Shannon's Theorem is defined in terms of random data and probabilities. Similarly, the entropy of a string is only defined for random strings -- the entropy is a property of the distribution, not of the strings themselves. So, we can restate Shannon's Theorem informally as:
If you randomly select a string from a given probability distribution, then the best average compression ratio we can get for the string is given by the entropy rate of the probability distribution.
Given any random string, I can easily write a compression algorithm which will compress that string down into 1 bit, but my algorithm will necessarily increase the length of some other strings. My compression algorithm works as follows:
- If the input string equals some pre-chosen random string, the output is the 1-bit string "0"

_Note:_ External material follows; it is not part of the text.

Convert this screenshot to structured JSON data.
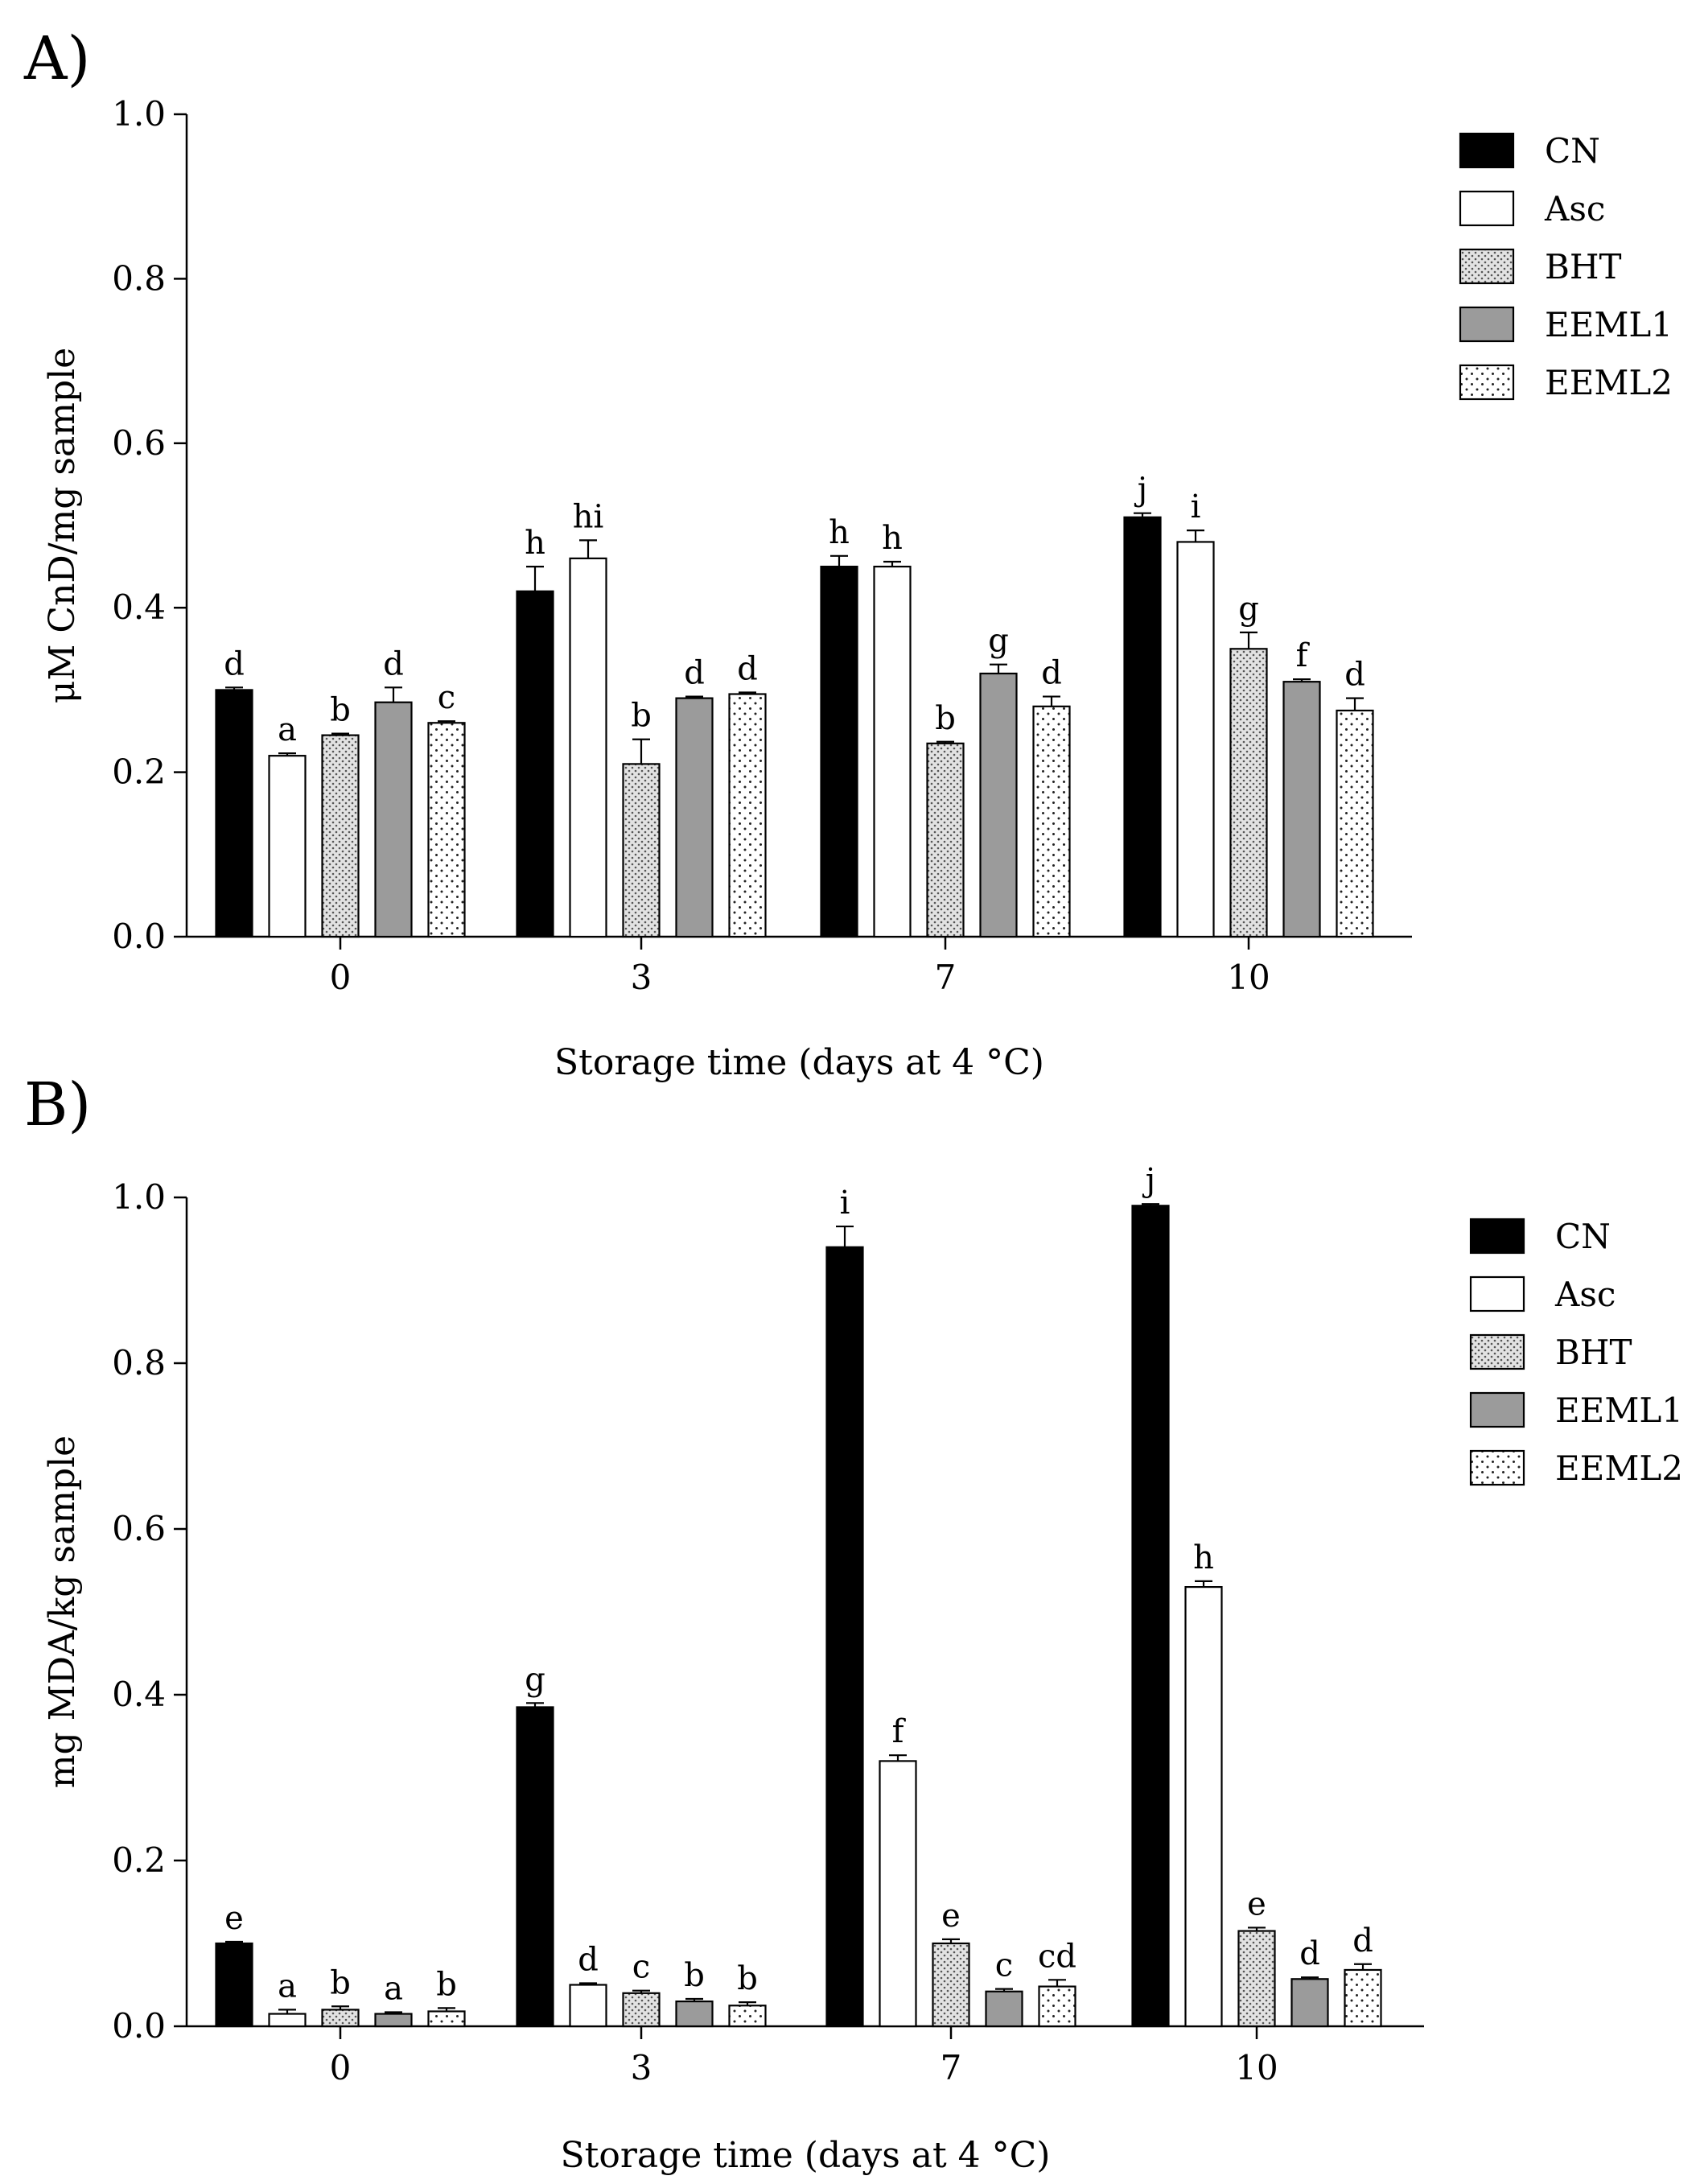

- Otherwise, the output is the N+1-bit string of "1" followed by the input string
The corresponding decompression algorithm is:
- If the input is "0", the output is our previous pre-chosen random string
- Otherwise, the output is everything except for the first input bit
The key here is that we can't write down one algorithm which, for all strings from a given distribution, compresses them all at a high rate on average. There's just too many strings.
If we have a given probability distribution of strings, we can calculate the entropy rate of the distribution, and then if randomly pick a string according to the distribution and attempt to compress it using any algorithm, the relative size of the compressed string will, on average, never be less than the entropy rate. This is what Shannon's Theorem says.